I've been a part of several Super Bowl parties at churches over the years. They can be quite fun, and can be a good way to have people come through the door who normally wouldn't think of it.
So it was with dismay that I read about the NFL telling
Fall Creek Baptist Church in Indianapolis that they couldn't follow through with their plans for a Super Bowl party.
Of course, my dismay turned to my more usual disappointment when I read that the reason for the NFL's interest is that Fall Creek Baptist was charging admission to the party. That the admission was designed to defray costs doesn't matter. They're charging to watch the Super Bowl, and whether it's a good thing or not, they don't have the same exemption under Federal law that sports bars do. And while copyright laws in this country are irrational and their enforcement extreme, churches, in my view, should understand at least the basics and follow them all the time.

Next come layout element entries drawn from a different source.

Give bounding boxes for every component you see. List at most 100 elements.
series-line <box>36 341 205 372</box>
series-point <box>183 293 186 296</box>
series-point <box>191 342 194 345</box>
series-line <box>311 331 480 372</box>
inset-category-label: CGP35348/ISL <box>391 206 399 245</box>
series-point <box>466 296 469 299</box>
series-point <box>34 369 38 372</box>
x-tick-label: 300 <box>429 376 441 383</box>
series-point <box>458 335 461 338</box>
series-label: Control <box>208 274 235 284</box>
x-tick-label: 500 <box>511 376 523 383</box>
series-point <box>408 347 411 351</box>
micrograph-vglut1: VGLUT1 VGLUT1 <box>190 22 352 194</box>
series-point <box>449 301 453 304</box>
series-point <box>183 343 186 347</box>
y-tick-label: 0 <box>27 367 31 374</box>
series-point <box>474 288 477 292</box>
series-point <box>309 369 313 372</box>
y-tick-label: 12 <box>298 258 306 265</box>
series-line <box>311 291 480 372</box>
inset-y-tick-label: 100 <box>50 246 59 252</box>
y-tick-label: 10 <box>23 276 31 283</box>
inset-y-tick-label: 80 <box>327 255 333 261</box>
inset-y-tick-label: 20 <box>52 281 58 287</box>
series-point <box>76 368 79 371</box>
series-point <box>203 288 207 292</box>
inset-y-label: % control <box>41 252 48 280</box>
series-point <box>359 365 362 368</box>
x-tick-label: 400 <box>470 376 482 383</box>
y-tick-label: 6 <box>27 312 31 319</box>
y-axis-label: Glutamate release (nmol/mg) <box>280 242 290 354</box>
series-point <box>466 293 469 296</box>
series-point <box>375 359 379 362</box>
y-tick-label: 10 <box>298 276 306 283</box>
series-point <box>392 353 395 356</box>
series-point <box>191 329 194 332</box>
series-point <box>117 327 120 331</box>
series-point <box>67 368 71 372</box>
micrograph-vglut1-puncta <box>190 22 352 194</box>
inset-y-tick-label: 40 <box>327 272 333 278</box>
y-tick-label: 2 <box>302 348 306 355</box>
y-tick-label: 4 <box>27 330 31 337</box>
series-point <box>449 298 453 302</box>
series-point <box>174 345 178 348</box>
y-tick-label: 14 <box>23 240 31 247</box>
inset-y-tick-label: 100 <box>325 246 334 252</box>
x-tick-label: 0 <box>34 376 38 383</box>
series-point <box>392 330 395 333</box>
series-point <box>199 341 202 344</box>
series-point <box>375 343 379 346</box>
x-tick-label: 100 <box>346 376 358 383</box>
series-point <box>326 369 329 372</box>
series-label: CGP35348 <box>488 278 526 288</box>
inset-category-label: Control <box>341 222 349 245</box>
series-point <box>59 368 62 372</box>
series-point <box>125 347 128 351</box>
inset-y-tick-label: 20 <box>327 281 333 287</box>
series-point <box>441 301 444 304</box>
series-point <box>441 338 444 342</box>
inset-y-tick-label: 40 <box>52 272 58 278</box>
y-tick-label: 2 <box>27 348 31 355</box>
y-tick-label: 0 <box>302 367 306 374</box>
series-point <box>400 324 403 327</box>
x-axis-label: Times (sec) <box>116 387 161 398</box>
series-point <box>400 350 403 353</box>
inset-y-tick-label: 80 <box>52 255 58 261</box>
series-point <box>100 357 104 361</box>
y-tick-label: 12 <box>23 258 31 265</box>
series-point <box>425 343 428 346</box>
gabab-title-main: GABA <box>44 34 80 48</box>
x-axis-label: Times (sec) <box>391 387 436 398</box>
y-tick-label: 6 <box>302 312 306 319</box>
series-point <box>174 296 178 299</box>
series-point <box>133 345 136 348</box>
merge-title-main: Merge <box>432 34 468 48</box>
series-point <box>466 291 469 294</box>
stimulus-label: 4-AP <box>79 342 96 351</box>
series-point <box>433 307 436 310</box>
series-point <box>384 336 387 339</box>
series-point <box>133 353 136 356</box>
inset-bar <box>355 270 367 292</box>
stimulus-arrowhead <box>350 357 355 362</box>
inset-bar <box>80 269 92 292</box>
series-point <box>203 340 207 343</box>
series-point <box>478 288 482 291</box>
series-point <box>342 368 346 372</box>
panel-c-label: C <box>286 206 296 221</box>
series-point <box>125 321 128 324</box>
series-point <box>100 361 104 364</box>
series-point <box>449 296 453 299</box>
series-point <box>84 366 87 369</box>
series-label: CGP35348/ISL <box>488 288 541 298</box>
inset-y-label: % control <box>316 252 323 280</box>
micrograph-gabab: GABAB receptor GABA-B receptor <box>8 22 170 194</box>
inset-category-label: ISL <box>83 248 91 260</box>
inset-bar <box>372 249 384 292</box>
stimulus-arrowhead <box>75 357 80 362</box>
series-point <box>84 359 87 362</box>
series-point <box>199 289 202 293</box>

What's truly surprising is that they didn't just plan on having an offering plate or basket at one end of the food table with a little sign requesting donations to help with the cost of the food and other supplies. Apparently Baptists aren't as good as Nazarenes at providing a chance for people to give an "offering."
The 55-inch screen thing is still bothersome, though again what got the NFL's attention was charging admission. I also happen to think that charging admission for an "outreach" event is a bit crass and perhaps overly optimistic, since a Baptist church is unlikely to have much of a beer selection for this beeriest of football games.